Capitolo 12- Seconda Parte
Uno strano rumore proveniva dalla cucina.
Alcuni colpi rapidi e ritmati, e lo sfregare del metallo contro una ciotola, ogni tanto interrotto dallo scricchiolio della credenza.
Dal pavimento, Smile rivolse a Ben uno sguardo languido, prima di cambiare posizione e tornare a sdraiarsi accanto al suo padrone, lasciato a dormire sul pavimento del corridoio. Da quando era svenuto per il prelievo di sangue, non aveva più aperto occhio, ed ora dormiva beato spolverando per terra con la sua massa di capelli. Ben notò che gli mancavano le ciglia, come se una parte delle palpebre superiori fosse stata asportata, e adesso come risultato chiudeva troppo quelle inferiori. Sembrava un gufo ridicolo con la faccia mutilata.
Avevano aspettato tutta la notte che Toby si svegliasse. Addirittura il Rake era venuto a fargli visita.
Alla fine, Brian era crollato sul divano, complice anche un po' Tim, che aveva insistito perché si distendesse a riposare. Jack si era seduto per terra, le lunghe braccia avvolte attorno le ginocchia, e la testa abbassata ancora in dormiveglia. Solo Ben, che non dormiva mai, e Tim erano svegli.
Quando dalla cucina l'odore di burro fritto iniziò a propagarsi nel soggiorno, Ben si decise a lasciare il corridoio, lasciando libero il passaggio per la stanza di Toby.

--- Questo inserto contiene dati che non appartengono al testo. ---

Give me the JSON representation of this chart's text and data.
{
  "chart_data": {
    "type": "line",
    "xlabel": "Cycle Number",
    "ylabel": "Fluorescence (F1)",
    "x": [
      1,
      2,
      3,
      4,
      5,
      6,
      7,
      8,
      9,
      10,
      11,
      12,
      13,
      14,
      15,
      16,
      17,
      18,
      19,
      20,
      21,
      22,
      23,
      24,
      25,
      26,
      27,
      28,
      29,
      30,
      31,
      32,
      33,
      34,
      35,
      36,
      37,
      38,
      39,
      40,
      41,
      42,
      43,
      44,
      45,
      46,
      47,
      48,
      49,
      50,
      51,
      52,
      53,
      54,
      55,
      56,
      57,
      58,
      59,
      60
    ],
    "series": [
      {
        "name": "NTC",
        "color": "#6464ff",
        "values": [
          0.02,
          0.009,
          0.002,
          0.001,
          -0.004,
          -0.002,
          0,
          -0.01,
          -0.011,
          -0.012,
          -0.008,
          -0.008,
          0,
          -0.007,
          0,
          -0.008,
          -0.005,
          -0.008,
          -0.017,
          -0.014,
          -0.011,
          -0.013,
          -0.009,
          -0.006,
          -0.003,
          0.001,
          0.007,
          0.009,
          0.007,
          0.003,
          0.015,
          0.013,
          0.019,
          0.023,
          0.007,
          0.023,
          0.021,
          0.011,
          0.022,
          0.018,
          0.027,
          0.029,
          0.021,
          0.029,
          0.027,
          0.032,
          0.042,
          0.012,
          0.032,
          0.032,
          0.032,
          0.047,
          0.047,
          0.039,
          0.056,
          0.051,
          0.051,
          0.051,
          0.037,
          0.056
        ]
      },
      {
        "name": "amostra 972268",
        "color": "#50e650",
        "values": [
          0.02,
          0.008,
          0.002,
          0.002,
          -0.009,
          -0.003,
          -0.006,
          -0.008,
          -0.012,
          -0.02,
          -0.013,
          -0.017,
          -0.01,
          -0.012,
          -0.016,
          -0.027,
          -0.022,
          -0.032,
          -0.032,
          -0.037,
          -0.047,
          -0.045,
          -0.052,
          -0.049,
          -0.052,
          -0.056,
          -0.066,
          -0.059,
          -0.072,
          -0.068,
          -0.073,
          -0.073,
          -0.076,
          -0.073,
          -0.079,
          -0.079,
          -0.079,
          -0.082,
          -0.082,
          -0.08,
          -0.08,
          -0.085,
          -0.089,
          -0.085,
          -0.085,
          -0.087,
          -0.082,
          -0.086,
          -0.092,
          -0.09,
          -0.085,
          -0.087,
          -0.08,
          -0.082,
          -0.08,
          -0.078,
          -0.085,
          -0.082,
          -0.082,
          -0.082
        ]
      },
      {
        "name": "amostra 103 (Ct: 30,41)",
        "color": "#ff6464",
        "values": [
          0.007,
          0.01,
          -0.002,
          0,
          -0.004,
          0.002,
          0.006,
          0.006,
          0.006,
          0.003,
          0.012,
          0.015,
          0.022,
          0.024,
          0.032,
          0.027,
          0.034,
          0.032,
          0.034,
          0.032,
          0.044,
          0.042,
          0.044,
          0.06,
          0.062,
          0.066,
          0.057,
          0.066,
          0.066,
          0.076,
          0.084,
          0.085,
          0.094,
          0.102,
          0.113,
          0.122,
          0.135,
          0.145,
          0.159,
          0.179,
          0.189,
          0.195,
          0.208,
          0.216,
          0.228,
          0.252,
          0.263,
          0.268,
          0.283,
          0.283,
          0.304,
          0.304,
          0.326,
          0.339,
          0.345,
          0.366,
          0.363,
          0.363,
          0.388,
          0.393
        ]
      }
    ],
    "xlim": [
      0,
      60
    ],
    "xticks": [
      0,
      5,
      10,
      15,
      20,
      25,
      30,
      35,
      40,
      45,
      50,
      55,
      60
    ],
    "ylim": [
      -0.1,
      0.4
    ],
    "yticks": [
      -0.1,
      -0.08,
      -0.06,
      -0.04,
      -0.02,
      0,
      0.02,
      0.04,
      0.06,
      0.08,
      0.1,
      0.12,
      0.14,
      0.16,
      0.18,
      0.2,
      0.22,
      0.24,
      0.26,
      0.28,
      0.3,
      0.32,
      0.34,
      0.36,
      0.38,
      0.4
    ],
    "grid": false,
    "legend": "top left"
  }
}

-Buongiorno- lo salutò Tim, dopo essersi acceso una sigaretta nel fornello. Stava usando un bicchiere pieno d'acqua come posacenere. -Sto facendo dei pancakes, ne vuoi?-
-Non ho bisogno di mangiare- rispose Ben. -E se lo facessi ora credo che rischierei di mangiarmi tutto quello che trovo per il nervosismo.-
Tim annuì, e girò una delle frittelle. Ovviamente, sapeva che Ben era un fantasma, eppure non si stava facendo domande. Nessun "non pensavo che i fantasmi potessero mangiare", "non pensavo che per i morti fosse impossibile dormire", niente di niente. E quel silenzio di Tim era una cosa che adorava. Lo faceva sentire normale, lo faceva sentire come tutti gli altri.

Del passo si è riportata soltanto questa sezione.